Elle s'apprêtait donc à prendre de ses nouvelles lorsque Thomas fit une chose qui lui était inhabituelle : il laissa échapper le plateau de ses mains, qui alla se fracasser sur le sol. Mary en resta médusée ; non pas qu'elle fut indignée, simplement surprise. Thomas avait de nombreux défauts, mais personne ne pouvait nier qu'il savait faire son travail impeccablement. Laisser tomber quelque chose de lui ressemblait pas.

Après ces quelques secondes de stupeur, elle se leva pour aller l'aider à ramasser les divers éléments éparpillés au sol.

- Je suis vraiment, vraiment désolé, ma lady, s'excusa-t-il d'un ton effaré en constatant les dégâts.

- Ce n'est pas grave, Barrow, la rassura-t-elle d'un sourire. Tous les valets de pied ont fait tomber un plateau au moins une fois dans leur vie. C'est vrai que généralement ils le font au début de leur service, lorsqu'ils apprennent le métier et pas au bout de dix ans mais... après tout, Thomas Barrow n'est pas réputé pour faire les choses comme tout le monde, n'est-ce pas ?

Elle ponctua sa question taquine d'un léger clin d'œil auquel le valet de pied répondit par un léger sourire. Mary crut ainsi que la crise était passée, lorsqu'elle se rendit compte que Thomas s'était figé. S'était-elle trompée ? Sa remarque qui s'était voulue dédramatisante et complice n'avait-elle était au fond qu'accusatrice ? Elle allait s'excuser lorsqu'elle se rendit compte de ce que tenait le valet de pied : un bout de céramique coupant. Celui-ci provenait du bol qui s'était brisé en tombant au sol.

Mary se savait pas bien comment réagir alors que Thomas regardait fixement le petit bout tranchant qu'il avait dans les mains. Avant qu'elle n'eut le temps de trouver quelque chose à dire, l'impensable se produisit : Thomas craqua complètement.

Mary n'avait jamais été douée pour consoler les gens qui pleuraient. Peut-être parce qu'elle même ne s'autorisait pas à le faire, quand bien même en aurait-elle besoin. Les pleurs étaient une faiblesse, lui avait-on appris, et elle ne pouvait se montrer faible.

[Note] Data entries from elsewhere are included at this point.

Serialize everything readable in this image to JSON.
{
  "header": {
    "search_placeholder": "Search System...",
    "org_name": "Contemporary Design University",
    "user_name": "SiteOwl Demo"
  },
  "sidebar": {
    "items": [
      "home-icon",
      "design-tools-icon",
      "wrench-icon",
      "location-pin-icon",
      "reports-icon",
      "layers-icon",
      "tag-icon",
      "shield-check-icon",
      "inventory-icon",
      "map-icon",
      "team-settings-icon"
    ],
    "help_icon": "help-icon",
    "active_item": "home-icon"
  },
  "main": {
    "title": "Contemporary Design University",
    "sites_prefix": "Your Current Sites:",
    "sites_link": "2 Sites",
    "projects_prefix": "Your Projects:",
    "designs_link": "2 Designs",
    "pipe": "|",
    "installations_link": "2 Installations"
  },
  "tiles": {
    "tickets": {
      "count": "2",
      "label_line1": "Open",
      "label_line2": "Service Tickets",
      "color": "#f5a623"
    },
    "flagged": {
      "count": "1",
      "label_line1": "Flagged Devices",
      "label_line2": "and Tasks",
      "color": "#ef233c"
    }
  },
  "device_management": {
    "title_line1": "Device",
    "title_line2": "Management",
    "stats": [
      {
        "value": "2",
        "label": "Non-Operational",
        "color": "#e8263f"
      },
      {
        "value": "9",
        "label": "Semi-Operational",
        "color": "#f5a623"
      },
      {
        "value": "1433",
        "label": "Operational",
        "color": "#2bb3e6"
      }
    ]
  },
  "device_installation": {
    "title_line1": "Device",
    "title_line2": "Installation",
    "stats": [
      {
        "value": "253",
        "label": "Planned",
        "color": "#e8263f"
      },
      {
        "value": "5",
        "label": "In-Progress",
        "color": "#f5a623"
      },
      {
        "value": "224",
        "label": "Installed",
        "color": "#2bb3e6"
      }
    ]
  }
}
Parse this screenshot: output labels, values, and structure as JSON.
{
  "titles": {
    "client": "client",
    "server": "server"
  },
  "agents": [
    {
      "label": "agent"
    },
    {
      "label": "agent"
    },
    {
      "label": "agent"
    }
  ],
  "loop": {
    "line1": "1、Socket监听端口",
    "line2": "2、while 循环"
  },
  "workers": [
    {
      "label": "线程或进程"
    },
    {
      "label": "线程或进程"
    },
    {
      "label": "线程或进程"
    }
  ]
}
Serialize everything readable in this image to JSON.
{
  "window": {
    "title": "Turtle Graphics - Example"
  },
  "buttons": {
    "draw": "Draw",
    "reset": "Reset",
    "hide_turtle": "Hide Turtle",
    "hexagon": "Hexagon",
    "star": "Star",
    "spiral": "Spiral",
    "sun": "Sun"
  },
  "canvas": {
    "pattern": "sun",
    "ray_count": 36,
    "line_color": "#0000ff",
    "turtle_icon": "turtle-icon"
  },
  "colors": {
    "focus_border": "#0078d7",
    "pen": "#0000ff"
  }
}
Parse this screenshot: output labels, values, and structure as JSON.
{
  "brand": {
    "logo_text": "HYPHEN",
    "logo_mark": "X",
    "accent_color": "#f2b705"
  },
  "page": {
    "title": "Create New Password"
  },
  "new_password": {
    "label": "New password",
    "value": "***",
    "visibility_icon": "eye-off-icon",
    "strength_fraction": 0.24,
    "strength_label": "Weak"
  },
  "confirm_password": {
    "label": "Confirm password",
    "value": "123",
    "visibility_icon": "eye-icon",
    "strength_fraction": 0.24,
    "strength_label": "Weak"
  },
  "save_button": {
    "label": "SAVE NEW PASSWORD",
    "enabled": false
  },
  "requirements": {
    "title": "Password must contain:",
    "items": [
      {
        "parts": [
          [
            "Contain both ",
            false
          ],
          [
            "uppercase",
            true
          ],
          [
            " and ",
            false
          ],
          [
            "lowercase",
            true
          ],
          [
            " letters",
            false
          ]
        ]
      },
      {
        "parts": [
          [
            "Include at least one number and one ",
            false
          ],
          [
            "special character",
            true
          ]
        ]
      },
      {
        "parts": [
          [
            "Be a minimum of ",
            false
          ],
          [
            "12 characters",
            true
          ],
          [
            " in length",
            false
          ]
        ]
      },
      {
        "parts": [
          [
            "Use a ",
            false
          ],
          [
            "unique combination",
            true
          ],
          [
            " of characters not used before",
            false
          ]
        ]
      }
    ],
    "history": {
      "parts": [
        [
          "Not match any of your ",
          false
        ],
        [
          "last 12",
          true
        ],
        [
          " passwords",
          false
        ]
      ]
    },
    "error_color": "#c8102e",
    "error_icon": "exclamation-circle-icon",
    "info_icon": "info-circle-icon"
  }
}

Gérer des crises de larmes lui était donc difficile. Mais cela l'était encore plus lorsque la personne qui pleurait n'était autre que Thomas Barrow. De tous les domestiques, Mary avait toujours pensé que Thomas était celui qui lui ressemblait le plus – ils étaient tous deux ambitieux, désireux de faire leurs preuves, n'hésitant pas à écarter les autres au passage. Alors voir celui qu'elle considérait comme une sorte d'alter ego craquer la remua profondément, si bien qu'elle en resta pantoise quelques instants.

Mais très vite, elle se reprit. Elle ne pouvait le laisser pleurer ainsi, quand bien même cette vision la renvoyait à ses propres failles. Elle le prit alors dans ses bras pour lui murmurer « Tout ira bien. Je vous le jure. ».

Elle ne savait pas pourquoi elle avait dit cela. Elle n'avait pas pour habitude de jurer quoi que ce soit à qui que ce soit – elle avait promit à Matthew de l'aimer pour le restant de sa vie, et il avait été fauché par la Mort. Depuis, elle ne s'était plus aventurée à faire des promesses que la vie ne l'autoriserait pas à tenir. Mais en cet instant où Thomas était tremblant entre ses bras, sa détermination la surpris elle-même : oui, tout irait bien pour lui. Elle s'en assurerait personnellement.